Earnie Shavers said:

Then there's MacPhisto C - Singing Lemon and With or Without You, which I think is truly Bono at his most revealing. The lyrics to both songs suddenly spring to a whole new life, and the difference in MacPhisto's 'act' couldn't be more striking between the two songs. First Lemon. Bright lights and a big show. Confidence, bravado, sexually suggestive attention seeking to the highest degree, "needing the love of 20,000 people just to feel normal" as Bono likes to say. Grabbing the camera and spinning it out to the crowd, showing off his popularity, even humping the thing.

Then the heartbeat rhythm of With Or Without You kicks in, the lights go down to darker blues, and suddenly MacPhisto is slow and sullen. His make-up running down as he's searching out into the crowd like he's looking for one individual face that he knows and has been searching for for most of his life - "I can't live With or Without You..." The camera this time is softly asked to come closer, as if he's asking it to comfort him. This time he pulls it in towards his heart...

You suddenly know exactly who he's singing about in both songs, and the meanings of both are instantly the same. In that character and in that 'act' is probably Bono's most honest on stage moment.

It's stuff like that that I do miss. There's more in that MacPhisto set of songs then in an entire Elevation or Vertigo show - if you're paying attention.

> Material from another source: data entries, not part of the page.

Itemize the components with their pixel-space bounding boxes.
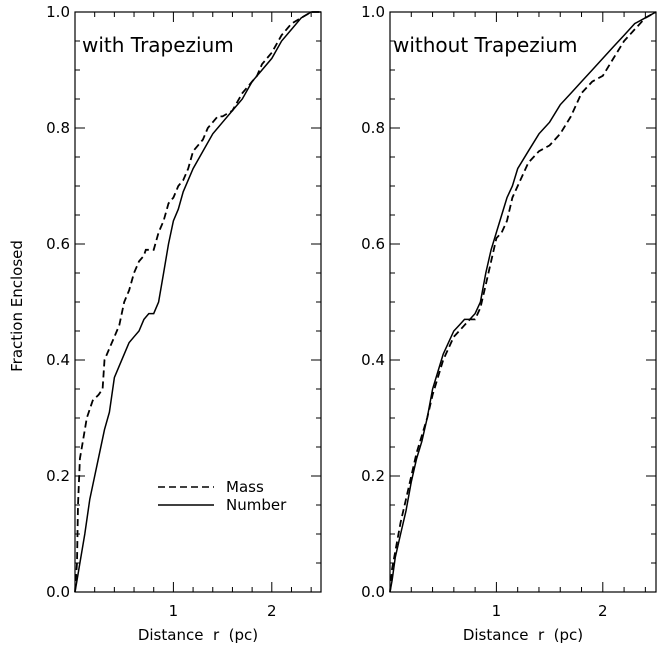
y-tick-label: 0.0: [361, 583, 385, 601]
y-tick-label: 0.2: [46, 467, 70, 485]
plot-frame: [389, 11, 657, 593]
y-tick-label: 0.2: [361, 467, 385, 485]
panel-1: 0.0 0.2 0.4 0.6 0.8 1.0 1 2 Distance r (pc) with …: [46, 3, 322, 644]
y-tick-label: 0.8: [361, 119, 385, 137]
x-tick-label: 1: [169, 602, 179, 620]
y-tick-label: 0.6: [46, 235, 70, 253]
y-tick-label: 0.0: [46, 583, 70, 601]
panel-2: 0.0 0.2 0.4 0.6 0.8 1.0 1 2 Distance r (pc) witho…: [361, 3, 657, 644]
panel-title: with Trapezium: [82, 33, 234, 57]
series-number-line: [74, 11, 321, 593]
x-tick-label: 2: [267, 602, 277, 620]
y-tick-label: 0.6: [361, 235, 385, 253]
y-tick-label: 0.4: [361, 351, 385, 369]
series-mass-line: [74, 11, 321, 593]
series-number-line: [389, 11, 657, 593]
y-axis-label: Fraction Enclosed: [8, 240, 26, 372]
y-tick-label: 1.0: [361, 3, 385, 21]
x-axis-label: Distance r (pc): [463, 626, 583, 644]
y-tick-label: 0.4: [46, 351, 70, 369]
y-tick-label: 0.8: [46, 119, 70, 137]
legend-mass-label: Mass: [226, 478, 264, 496]
panel-title: without Trapezium: [393, 33, 578, 57]
x-axis-label: Distance r (pc): [138, 626, 258, 644]
series-mass-line: [389, 11, 657, 593]
x-tick-label: 1: [492, 602, 502, 620]
legend-number-label: Number: [226, 496, 287, 514]
x-tick-label: 2: [598, 602, 608, 620]
y-tick-label: 1.0: [46, 3, 70, 21]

That is soooooo true... despite the makeup, Bono really looks his most vunerable as Macphisto. You can actually see his eyes, which is something I'm afraid we'll never see again... :| come on Bono, take off the shades like you did during Elevation, will ya?

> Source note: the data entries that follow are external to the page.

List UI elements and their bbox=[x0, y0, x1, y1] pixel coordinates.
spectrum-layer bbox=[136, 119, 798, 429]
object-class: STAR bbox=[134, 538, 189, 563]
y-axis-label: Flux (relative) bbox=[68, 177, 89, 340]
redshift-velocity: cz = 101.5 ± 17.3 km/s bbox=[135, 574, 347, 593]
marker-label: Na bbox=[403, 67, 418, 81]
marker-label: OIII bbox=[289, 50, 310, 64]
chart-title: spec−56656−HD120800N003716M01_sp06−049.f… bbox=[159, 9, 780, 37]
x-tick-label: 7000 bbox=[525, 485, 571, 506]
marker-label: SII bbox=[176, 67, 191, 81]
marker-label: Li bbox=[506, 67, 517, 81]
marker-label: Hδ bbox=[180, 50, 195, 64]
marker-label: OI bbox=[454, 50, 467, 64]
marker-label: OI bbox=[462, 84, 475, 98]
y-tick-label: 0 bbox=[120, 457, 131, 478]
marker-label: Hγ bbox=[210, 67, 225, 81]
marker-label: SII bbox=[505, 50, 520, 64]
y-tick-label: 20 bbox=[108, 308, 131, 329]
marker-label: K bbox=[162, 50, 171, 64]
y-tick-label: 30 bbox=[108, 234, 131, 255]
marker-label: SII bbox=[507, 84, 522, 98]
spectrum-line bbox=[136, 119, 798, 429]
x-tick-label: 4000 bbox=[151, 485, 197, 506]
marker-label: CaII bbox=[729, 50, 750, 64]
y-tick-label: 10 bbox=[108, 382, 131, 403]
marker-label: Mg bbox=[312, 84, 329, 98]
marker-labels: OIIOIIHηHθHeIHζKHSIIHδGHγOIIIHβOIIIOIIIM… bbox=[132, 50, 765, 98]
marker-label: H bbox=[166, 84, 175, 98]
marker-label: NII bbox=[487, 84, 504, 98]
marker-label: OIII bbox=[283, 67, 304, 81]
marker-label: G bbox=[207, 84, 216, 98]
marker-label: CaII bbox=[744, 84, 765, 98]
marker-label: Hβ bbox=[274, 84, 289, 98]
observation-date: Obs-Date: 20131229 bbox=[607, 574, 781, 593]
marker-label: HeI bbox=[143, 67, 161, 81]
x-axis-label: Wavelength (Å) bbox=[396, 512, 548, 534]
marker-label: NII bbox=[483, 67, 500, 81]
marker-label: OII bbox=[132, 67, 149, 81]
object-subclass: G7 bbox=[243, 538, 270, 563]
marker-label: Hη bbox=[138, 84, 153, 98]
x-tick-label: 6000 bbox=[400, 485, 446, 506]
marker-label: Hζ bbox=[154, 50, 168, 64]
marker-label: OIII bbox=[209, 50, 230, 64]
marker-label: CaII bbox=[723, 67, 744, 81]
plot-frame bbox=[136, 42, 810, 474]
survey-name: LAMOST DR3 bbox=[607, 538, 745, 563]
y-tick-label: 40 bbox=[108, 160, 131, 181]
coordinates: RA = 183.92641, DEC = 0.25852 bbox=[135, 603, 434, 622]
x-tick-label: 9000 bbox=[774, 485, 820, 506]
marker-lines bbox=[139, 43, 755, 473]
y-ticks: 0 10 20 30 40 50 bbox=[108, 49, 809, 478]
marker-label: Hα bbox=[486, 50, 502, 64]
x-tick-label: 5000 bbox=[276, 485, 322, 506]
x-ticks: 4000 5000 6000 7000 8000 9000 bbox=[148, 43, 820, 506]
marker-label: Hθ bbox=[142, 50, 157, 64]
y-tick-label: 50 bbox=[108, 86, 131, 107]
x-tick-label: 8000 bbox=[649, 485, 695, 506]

I agree that Macphisto wouldn't really work now. Saying something in the Mac voice or maybe doing a prank phone call to someone (not the president) for some special occasion maybe, but not the whole character. It'd just be weird. I wonder if Bono will come up with any more stage characters, so to speak.
 
AtomicBono said:


That is soooooo true... despite the makeup, Bono really looks his most vunerable as Macphisto. You can actually see his eyes, which is something I'm afraid we'll never see again... :| come on Bono, take off the shades like you did during Elevation, will ya?

That is what we certainly need. The moments when the shades come off are the ones when you see Paul Hewson, singing the songs he's written for Bono to sing for him.
 
Achtung BAby = greatest album ever
Zoo TV = Greatest tour ever.

however, i think mr. mac should remain in history. It was all done to perfection, let it stay that way.
 
Yes it would be a step backward. It'd be like saying there is nothing new left to do so lets just rehash all the old things we used to do. It'd be gimmicky. The first time it was original and sure maybe a bit gimmicky but it was cool. To do it again would be redundent and unimaginative. AS for the person who compained about the Vertigo stage looking WAY too much like the Elevation stage don't you think that even if it does look extremely similar it's still the best stage in music. I mean stretching the catwalk way out inot the crowd and having people fill the inside is the coolest thing. So much better than the standard stage at the front of the venue.